= Victoria Junction, Nova Scotia =

Community in Nova Scotia, Canada

Victoria Junction is a community in the Canadian province of Nova Scotia, located in the Cape Breton Regional Municipality.

It is located approximately 3 km east of Sydney on the east side of Grand Lake.

==Railway history==
The community developed as a result of a railway junction established in the 1870s by two different coal mining companies. The Victoria Company built a railway from its coal mines on the exposed coastline at New Victoria north of Grand Lake to a wharf on the more sheltered waters of Sydney Harbour at what was named Victoria Pier. The International Company built a railway from its coal mines in the Bridgeport district of Glace Bay east of Grand Lake to a wharf on Sydney Harbour adjacent to the Victoria Company's Victoria Pier; the International Company's wharf was called the International Pier and its rail line paralleled the Victoria Company's rail line between Grand Lake and Sydney Harbour.

On 1 February 1893 all of the various independent coal companies on the south side of Sydney Harbour were merged to form the Dominion Coal Company (DOMCO). In 1894 DOMCO began rationalizing duplicate trackage amongst its rail lines, beginning with the former Victoria and International companies' tracks between Grand Lake and Sydney Harbour. DOMCO rail lines were eventually organized into what became known as the Sydney and Louisburg Railway (S&L) and Victoria Junction continued to exist as a railway junction between the branch line to New Victoria and New Waterford from the S&L's mainline between Sydney and Glace Bay and Louisbourg.

In 1968 the coal and railway assets of the S&L's parent company Dominion Steel and Coal Corporation (DOSCO) were nationalized by the Government of Canada and were placed in the control of a federal Crown corporation called Cape Breton Development Corporation (DEVCO). The newly formed Devco Railway continued similar operations on the former S&L rail lines. In the 1970s new coal mines and the Lingan Generating Station were opened east of New Waterford in Lingan resulting in a dramatic increase in rail traffic on the New Waterford branch. At the same time DEVCO also constructed a large coal preparation plant at Victoria Junction where coal was transported by trains from various DEVCO mines in the Glace Bay and New Waterford areas, then graded and mixed and stored before being transported to electrical generating stations. Railway operations east of Glace Bay to Louisbourg were abandoned by the 1980s. DEVCO constructed an integrated railway locomotive shop and rail car repair complex at Victoria Junction which opened on 10 June 1983; the facility was called the Devco Transportation Centre. The opening of the Victoria Junction shops resulted in the closure and demolition of the former S & L shops in downtown Glace Bay; this site is now an undeveloped brownfield site bordered by Official Row and Union Street.

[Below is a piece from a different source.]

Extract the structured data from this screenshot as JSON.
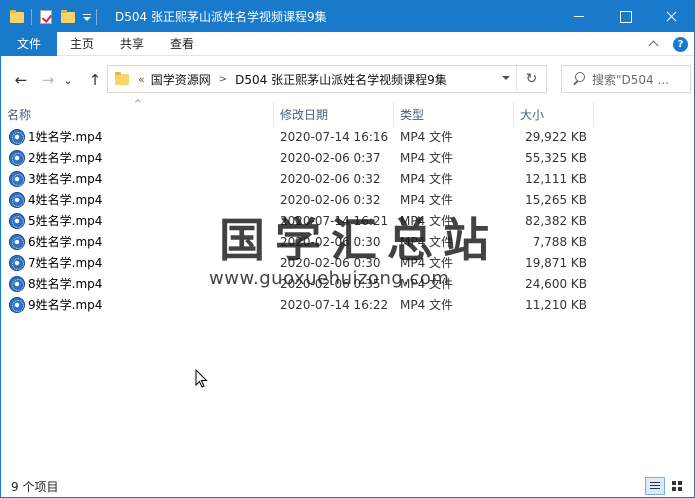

In November 2001 DEVCO ceased coal mining and the following month sold the Devco Railway's assets to a subsidiary of Emera, the holding company for Nova Scotia Power; Emera has contracted operation of the rail assets to the Sydney Coal Railway (SCR) which operates trains from the International Piers to the Lingan Generating Station. The former main line east of Victoria Junction to Glace Bay has been abandoned since the early 2000s, thus Victoria Junction is no longer a true railway junction and is instead the midpoint of the SCR's line between Sydney Harbour and Lingan.